Grandison suggested that people pair their rainy day fund savings process with another savings goal.

“Save towards your emergency fund alongside another goal. So, let’s say you’re budgeted saving total is $100,000 a month. Consider putting $40,000 towards your emergency fund and put another $60,000 towards the car that you may be planning for,” he said.

“The most important thing is that you don’t forget your emergency fund. You have to build it out to cover one to three months worth of expenses. If you don’t have that money put aside or you funnel it all into one place, then you may run into issues,” he added, saying that either you save for the rainy day exclusively or to make it less burdensome, twin it with another goal.

Conceptualise what an ’emergency’ means

“Get ahead of the game and conceptualise for yourself what constitutes an emergency. We have to keep ourselves disciplined and creating strict parameters can do that. Some things that feel urgent are not always considered emergencies,” said Grandison.

“That’s a good way to look at it. If you need to buy a gift for a friend and you forgot to put it in your budget, consider cutting those loses and budget for it in the following month. That’s not an emergency or a rainy day,” he added.

Ramp up on savings when your financial situation improves

When you get into the habit of consistently saving your money for your rainy day fund, ensure that you take stock of how much money you have and how much money you save. This way, when your financial situation improves by way of a salary increase, a new job that pays more, or a yearly bonus on your salary, make every effort to add more money to your emergency savings fund. Be aggressive about your emergency savings.
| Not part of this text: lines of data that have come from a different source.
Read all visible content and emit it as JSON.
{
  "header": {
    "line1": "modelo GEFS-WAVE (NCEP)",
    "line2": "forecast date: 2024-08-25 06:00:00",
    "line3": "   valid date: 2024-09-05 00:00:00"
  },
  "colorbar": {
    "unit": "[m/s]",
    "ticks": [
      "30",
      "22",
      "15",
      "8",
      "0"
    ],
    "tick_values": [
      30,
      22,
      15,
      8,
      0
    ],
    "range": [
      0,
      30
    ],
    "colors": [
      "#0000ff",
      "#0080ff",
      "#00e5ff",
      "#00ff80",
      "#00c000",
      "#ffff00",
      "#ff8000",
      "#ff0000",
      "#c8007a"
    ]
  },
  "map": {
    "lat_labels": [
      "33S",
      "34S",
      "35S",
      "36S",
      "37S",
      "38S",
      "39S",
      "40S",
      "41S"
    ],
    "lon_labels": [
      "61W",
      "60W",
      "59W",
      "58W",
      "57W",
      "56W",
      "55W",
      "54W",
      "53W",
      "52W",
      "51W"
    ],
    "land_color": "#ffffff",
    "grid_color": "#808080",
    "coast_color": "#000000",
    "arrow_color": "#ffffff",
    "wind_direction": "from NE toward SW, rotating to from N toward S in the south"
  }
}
If you haven’t already created a rainy day fund, consider doing so as soon as possible. Your future self will thank you for it. Create it, set your plan on how often you’ll add and how much you’ll add. Stick to the plan and follow your rules and stay within the pararmeters.

Garvin Grandison has worked in the finance and economics sector for over ten years. He holds a BSc in Banking and Finance and an MSc in Corporate Finance from the University of the West Indies. He currently works in the banking sector where he has gained valuable insights into the financial industry and its regulatory landscape. He also serves as the district treasurer for the volunteer and community-focused organisation, Optimist International Caribbean District (OICD), a role that allows him to contribute to the OICD’s positive impact on communities.

‘Money Management Tips’ is a weekly feature highlighting general tips for managing your finances. Each week will see a feature on the ways you can strengthen your relationship with money and may feature other personalities in the Jamaican financial world.

This weekly feature does not serve as a standard money management tool. Consult with your financial advisor for specified money management guidance as it pertains to your finances.